The heart of Christian’s comments is captured when he writes: “Application of a fiduciary standard [to brokers] really only matters to the investing public when there is litigation and changing the standard of care will raise costs and effectively eliminate commission based advisory.” The first part of his argument is interesting, in that it sounds reasonable, in a lawyerly way. Yet upon closer examination, its contention—that laws only matter when they are broken—runs contrary to both common sense and to our experience.

Could we say the same thing about any law? A law governing driving, for instance? Speeding limits only matter to the public when speeders are brought to trial. Obviously, this would be silly. The effect of traffic laws, and most other laws, isn’t what happens if one is caught, but that the prospect of getting caught causes us all to behave in a more responsible way. I have to admit, that there have been times when on my Harley, I might have ridden faster, were it not for the prospect of a speeding ticket. I suspect that most of us have had similar experiences.

When it comes to a fiduciary standard, then, the benefit to the investing public is far from merely arising during litigation. It is the prospect of litigation—and of losing such litigation—that would compel advisors to do the right thing by their clients, if they might be tempted to do otherwise. I suspect that an even greater benefit would result from advisors’ brokerage firms compelling and insuring that their advisors act in their clients’ best interest, when, tempted with economic incentives, they might act otherwise.

What’s more, the application of a fiduciary standard would provide an even greater benefit to the public, by clearly stating what is—and what isn’t—acceptable behavior for anyone who provides personal investment advice.

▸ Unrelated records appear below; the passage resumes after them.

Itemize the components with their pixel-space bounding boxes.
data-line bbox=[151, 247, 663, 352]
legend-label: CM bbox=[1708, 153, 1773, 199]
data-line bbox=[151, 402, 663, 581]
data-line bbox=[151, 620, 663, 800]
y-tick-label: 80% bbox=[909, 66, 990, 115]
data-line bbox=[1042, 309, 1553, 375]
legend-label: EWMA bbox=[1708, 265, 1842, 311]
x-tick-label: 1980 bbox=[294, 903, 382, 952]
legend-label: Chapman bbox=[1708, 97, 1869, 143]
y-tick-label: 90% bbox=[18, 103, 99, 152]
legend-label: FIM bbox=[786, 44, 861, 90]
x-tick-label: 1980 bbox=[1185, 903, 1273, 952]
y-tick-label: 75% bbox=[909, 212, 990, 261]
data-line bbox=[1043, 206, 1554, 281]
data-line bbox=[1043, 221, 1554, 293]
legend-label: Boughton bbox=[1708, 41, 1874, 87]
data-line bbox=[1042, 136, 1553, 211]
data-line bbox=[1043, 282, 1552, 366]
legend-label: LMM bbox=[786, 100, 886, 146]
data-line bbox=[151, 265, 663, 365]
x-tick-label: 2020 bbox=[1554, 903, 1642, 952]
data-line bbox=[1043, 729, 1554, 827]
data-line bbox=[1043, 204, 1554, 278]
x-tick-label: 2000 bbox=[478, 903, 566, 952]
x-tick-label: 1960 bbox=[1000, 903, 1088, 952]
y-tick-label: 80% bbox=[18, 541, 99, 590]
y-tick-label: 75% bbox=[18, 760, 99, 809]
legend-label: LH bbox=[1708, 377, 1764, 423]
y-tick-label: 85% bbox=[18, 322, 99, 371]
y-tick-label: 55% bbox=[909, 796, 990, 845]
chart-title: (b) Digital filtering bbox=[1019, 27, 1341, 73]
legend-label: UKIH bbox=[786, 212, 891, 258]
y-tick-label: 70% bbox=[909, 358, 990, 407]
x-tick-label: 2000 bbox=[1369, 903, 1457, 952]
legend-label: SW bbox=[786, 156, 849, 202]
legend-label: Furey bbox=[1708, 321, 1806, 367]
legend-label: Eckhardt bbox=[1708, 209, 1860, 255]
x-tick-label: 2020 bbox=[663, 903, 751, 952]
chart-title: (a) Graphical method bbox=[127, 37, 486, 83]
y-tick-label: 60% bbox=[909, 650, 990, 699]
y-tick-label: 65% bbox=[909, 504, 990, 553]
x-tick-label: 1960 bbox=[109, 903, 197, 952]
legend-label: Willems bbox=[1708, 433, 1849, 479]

I believe that the vast majority of brokers, like their RIA peers, truly want to do the right thing by their clients. Yet by holding them to a “lesser” standard, the brokerage industry has sent the message that it’s somehow okay to merely recommend investments and strategies that are “suitable” rather than truly in the client’s “best” interest. I suspect this standard confuses more brokers than it does clients.

The real benefit of a fiduciary standard for brokers will be to eliminate this culture of accepting less than what’s best for all clients, rather than what a few clients may or may not gain in court.